I further thought that, as intended by the MWM organizers, this demo may be an important opening salvo in the most current phase of class struggle. After C-span shifted from MWM to coverage of Bush-Kerry, I looked over the program demands of some recent political action groups that are worker based. About 1994-5, Labor Party organizers began assembling a remarkable package of 'Economic Justice' demands that, if enacted, would bring capital to heel and enhance the working class. This class-based, economic program was then fully adopted by Ralph Nader (with the help of LP head Tony Mazzocchi) and inserted in the Green Party platform at its 2000 Denver convention. Prior to this, class was only lightly touched on in Green politics.

I also reviewed programmatic material from U.S. Labor Against the War and found that class was deeply imbedded therein, but it embodied more of an international dimension than did the Labor Party 10 years ago. Then I remembered USLAW's national conference on 10/24/03 in Chicago where I heard Clarence Thomas report on his just-returned visit from Iraq (post-'Mission Accomplished') where a small USLAW delegation met with Iraqi labor leaders. Thomas' report clearly was about class struggle. Many earlier activists/leaders of the Labor Party were part of this meeting.
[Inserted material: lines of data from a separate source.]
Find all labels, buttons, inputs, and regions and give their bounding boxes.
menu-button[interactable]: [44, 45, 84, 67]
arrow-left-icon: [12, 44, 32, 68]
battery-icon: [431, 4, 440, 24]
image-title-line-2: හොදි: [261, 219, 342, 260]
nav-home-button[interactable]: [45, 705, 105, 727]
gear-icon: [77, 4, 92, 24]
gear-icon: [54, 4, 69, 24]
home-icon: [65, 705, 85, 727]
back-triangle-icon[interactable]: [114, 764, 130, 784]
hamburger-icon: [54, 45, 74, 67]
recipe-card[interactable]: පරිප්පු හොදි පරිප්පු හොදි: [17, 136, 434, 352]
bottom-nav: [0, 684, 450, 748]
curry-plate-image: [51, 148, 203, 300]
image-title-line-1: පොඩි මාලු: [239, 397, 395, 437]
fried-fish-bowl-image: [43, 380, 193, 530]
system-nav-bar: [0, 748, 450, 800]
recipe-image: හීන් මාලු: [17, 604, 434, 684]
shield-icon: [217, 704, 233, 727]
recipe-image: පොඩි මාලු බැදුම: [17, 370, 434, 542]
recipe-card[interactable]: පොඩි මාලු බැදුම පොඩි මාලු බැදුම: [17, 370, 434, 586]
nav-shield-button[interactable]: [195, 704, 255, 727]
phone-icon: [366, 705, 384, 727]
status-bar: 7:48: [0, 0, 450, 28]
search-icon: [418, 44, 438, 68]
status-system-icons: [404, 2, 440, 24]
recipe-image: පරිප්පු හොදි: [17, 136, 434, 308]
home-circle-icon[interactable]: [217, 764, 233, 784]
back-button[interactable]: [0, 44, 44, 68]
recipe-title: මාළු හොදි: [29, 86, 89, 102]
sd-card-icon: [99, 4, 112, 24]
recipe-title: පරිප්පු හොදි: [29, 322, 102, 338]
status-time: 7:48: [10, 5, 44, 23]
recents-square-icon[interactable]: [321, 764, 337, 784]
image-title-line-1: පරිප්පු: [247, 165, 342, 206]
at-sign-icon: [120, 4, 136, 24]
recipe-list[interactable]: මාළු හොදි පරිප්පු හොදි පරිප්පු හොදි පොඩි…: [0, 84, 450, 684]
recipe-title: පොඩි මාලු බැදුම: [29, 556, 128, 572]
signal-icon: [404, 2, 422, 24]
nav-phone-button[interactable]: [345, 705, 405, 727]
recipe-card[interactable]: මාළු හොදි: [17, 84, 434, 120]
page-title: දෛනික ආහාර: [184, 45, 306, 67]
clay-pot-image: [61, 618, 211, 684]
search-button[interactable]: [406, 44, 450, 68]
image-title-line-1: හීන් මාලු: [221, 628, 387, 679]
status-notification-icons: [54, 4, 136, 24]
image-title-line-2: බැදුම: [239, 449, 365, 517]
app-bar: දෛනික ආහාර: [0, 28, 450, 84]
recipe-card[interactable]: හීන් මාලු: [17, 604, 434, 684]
Then I reviewed the "Million Worker March List of Demands" and found it to be an update of and complement to the Labor Party program, adding important elements re. the environment (thanks to the Greens), democracy, civil liberties (thanks perhaps to the ACLU, NAACP, etc), etc. MWM demands were domestic, and didn't include solidarity with workers abroad, for whatever reason. Nevertheless, I see MWM demands as emerging out of lists of demands put together by other class-struggle-based, but slightly divergent, sets of unionized workers and worker-supportive organizations (not NGOs). There is a rapid evolution of programmatic synthesis of the importance of class. This is emerging from left logic and human necessity, and being expressed in various documentary forms.

But the MWM expressed an element of that logic and necessity that is critically necessary, and relatively unique these days: the leadership of those who represent the most oppressed and exploited. The 60s taught many the importance of such a principle, but it was not followed very scrupulously by progressives in the following decades. We may finally have enough knowledge and fortitude to put the race-class package together coherently. Yoshie mentioned that Theresa El-Amin had told of Black trade unionists converging on D. C. early on to network and plan, especially on the South. That reminded me of the year 1997 when Theresa and I seemed to be on the same side of a volatile race-class debate being held on the old Labor Party email discussion list (some on LBO were on the old LP list). Racism, etc was being charged. In practice, however, I believe the best of the old Labor Party was expressed in locations where minority rank and file (in or out of unions) guided the action in principled ways.